Germany's Land Use & Mangement
By: Dalia Vasquez & Valeria Rodriguez
The largest amount of water, approximately 56%, is used as cooling water by power authorities. Mining and industry together use approximately 18%. Approximately 13% of water use goes to public water supply. Agriculture and forestry use less than 1% of the water.
Land Use Impact
Approximately 11.7% of the surface area are designated to drinking water protection and underlie restrictions of use to protect existing water resources. River floods in Germany cause climate change in the environment atmosphere. Last year, Germany's carbon dioxide emissions grew by 1.2 percent, in large part because the country burned more coal.

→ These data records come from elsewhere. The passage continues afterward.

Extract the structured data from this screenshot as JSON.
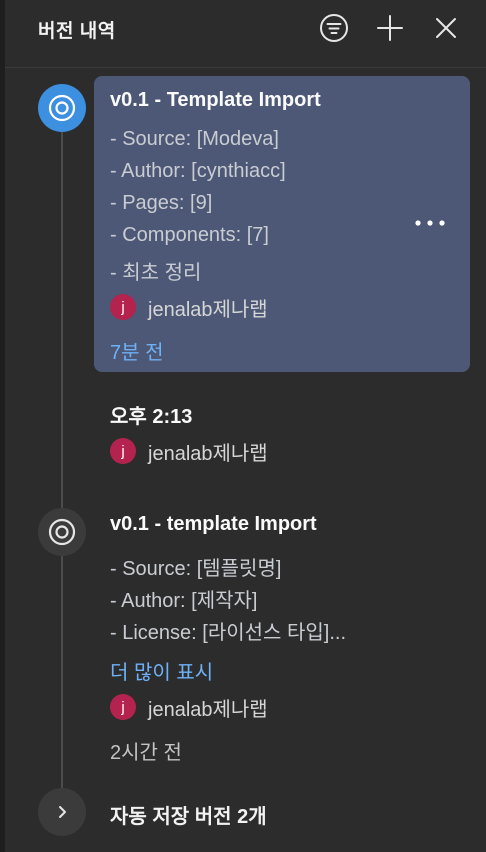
{
  "header": {
    "title": "버전 내역",
    "icons": [
      "filter-icon",
      "add-icon",
      "close-icon"
    ]
  },
  "versions": [
    {
      "title": "v0.1 - Template Import",
      "lines": [
        "- Source: [Modeva]",
        "- Author: [cynthiacc]",
        "- Pages: [9]",
        "- Components: [7]",
        "- 최초 정리"
      ],
      "user": {
        "initial": "j",
        "name": "jenalab제나랩"
      },
      "time": "7분 전",
      "more_icon": "more-horizontal-icon"
    },
    {
      "title": "오후 2:13",
      "user": {
        "initial": "j",
        "name": "jenalab제나랩"
      }
    },
    {
      "title": "v0.1 - template Import",
      "lines": [
        "- Source: [템플릿명]",
        "- Author: [제작자]",
        "- License: [라이선스 타입]..."
      ],
      "show_more": "더 많이 표시",
      "user": {
        "initial": "j",
        "name": "jenalab제나랩"
      },
      "time": "2시간 전"
    }
  ],
  "autosave": {
    "label": "자동 저장 버전 2개",
    "icon": "chevron-right-icon"
  },
  "colors": {
    "background": "#2c2c2c",
    "selected_card": "#4c5875",
    "active_node": "#3d8fe0",
    "link": "#6fb1f7",
    "avatar": "#b3234e"
  }
}
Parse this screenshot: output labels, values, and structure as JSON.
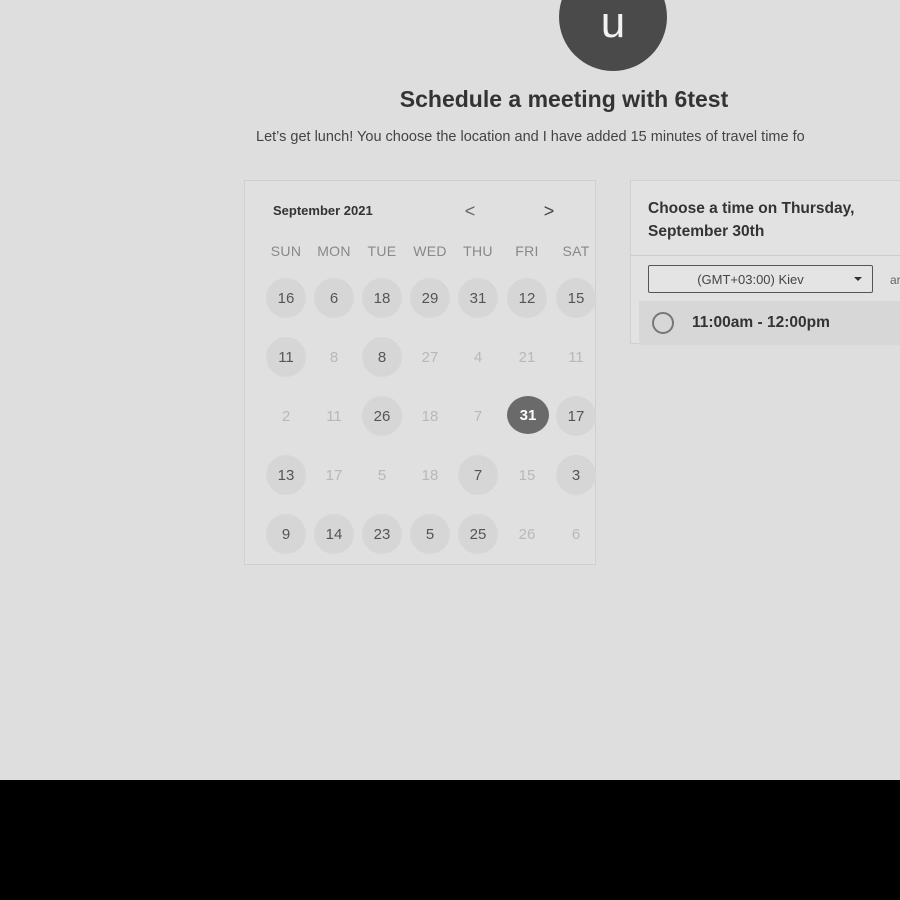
{
  "avatar": {
    "letter": "u"
  },
  "header": {
    "title": "Schedule a meeting with 6test",
    "subtitle": "Let’s get lunch! You choose the location and I have added 15 minutes of travel time fo"
  },
  "calendar": {
    "month": "September 2021",
    "prev_symbol": "<",
    "next_symbol": ">",
    "weekdays": [
      "SUN",
      "MON",
      "TUE",
      "WED",
      "THU",
      "FRI",
      "SAT"
    ],
    "weeks": [
      [
        {
          "d": "16",
          "s": "avail"
        },
        {
          "d": "6",
          "s": "avail"
        },
        {
          "d": "18",
          "s": "avail"
        },
        {
          "d": "29",
          "s": "avail"
        },
        {
          "d": "31",
          "s": "avail"
        },
        {
          "d": "12",
          "s": "avail"
        },
        {
          "d": "15",
          "s": "avail"
        }
      ],
      [
        {
          "d": "11",
          "s": "avail"
        },
        {
          "d": "8",
          "s": "dim"
        },
        {
          "d": "8",
          "s": "avail"
        },
        {
          "d": "27",
          "s": "dim"
        },
        {
          "d": "4",
          "s": "dim"
        },
        {
          "d": "21",
          "s": "dim"
        },
        {
          "d": "11",
          "s": "dim"
        }
      ],
      [
        {
          "d": "2",
          "s": "dim"
        },
        {
          "d": "11",
          "s": "dim"
        },
        {
          "d": "26",
          "s": "avail"
        },
        {
          "d": "18",
          "s": "dim"
        },
        {
          "d": "7",
          "s": "dim"
        },
        {
          "d": "31",
          "s": "selected"
        },
        {
          "d": "17",
          "s": "avail"
        }
      ],
      [
        {
          "d": "13",
          "s": "avail"
        },
        {
          "d": "17",
          "s": "dim"
        },
        {
          "d": "5",
          "s": "dim"
        },
        {
          "d": "18",
          "s": "dim"
        },
        {
          "d": "7",
          "s": "avail"
        },
        {
          "d": "15",
          "s": "dim"
        },
        {
          "d": "3",
          "s": "avail"
        }
      ],
      [
        {
          "d": "9",
          "s": "avail"
        },
        {
          "d": "14",
          "s": "avail"
        },
        {
          "d": "23",
          "s": "avail"
        },
        {
          "d": "5",
          "s": "avail"
        },
        {
          "d": "25",
          "s": "avail"
        },
        {
          "d": "26",
          "s": "dim"
        },
        {
          "d": "6",
          "s": "dim"
        }
      ]
    ]
  },
  "panel": {
    "heading": "Choose a time on Thursday, September 30th",
    "timezone": "(GMT+03:00) Kiev",
    "timezone_extra": "ar",
    "slots": [
      "11:00am - 12:00pm"
    ]
  },
  "colors": {
    "page_bg": "#dedede",
    "avatar_bg": "#4a4a4a",
    "selected_day": "#6a6a6a",
    "footer_band": "#000000"
  }
}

German environmental officials say the recent boom in coal-fired power is making it harder for the country to meet its climate-protection goals, even as it has increased renewable energy and participates in a carbon market that has lowered emissions throughout Europe.
Watershed Quality
Coal mining's demise in Germany comes as the country is experiencing a resurgence in coal-fired power, one which the U.S. increasingly has helped supply. U.S. exports of power plant-grade coal to Germany have more than doubled since 2008. In 2013, Germany ranked fifth, behind the United Kingdom, Netherlands, South Korea and Italy in imports of U.S. steam coal, the type burned in power plants. This lead to natural gas prices to increase and caused power plants to slightly burn more coal.
Pictures
Flooding in Germany
Water Power Plant
Graph on daily water use
Reasonable Practices for Residents for sustainable Use of Resources
Present measures of flood protection need to be adapted. This include sufficient flood retention on floodplains, a regulation that limits construction and other development on the likely floodplains, precaution in constructions, behavioral foresight, hazard protection and technical flood protection.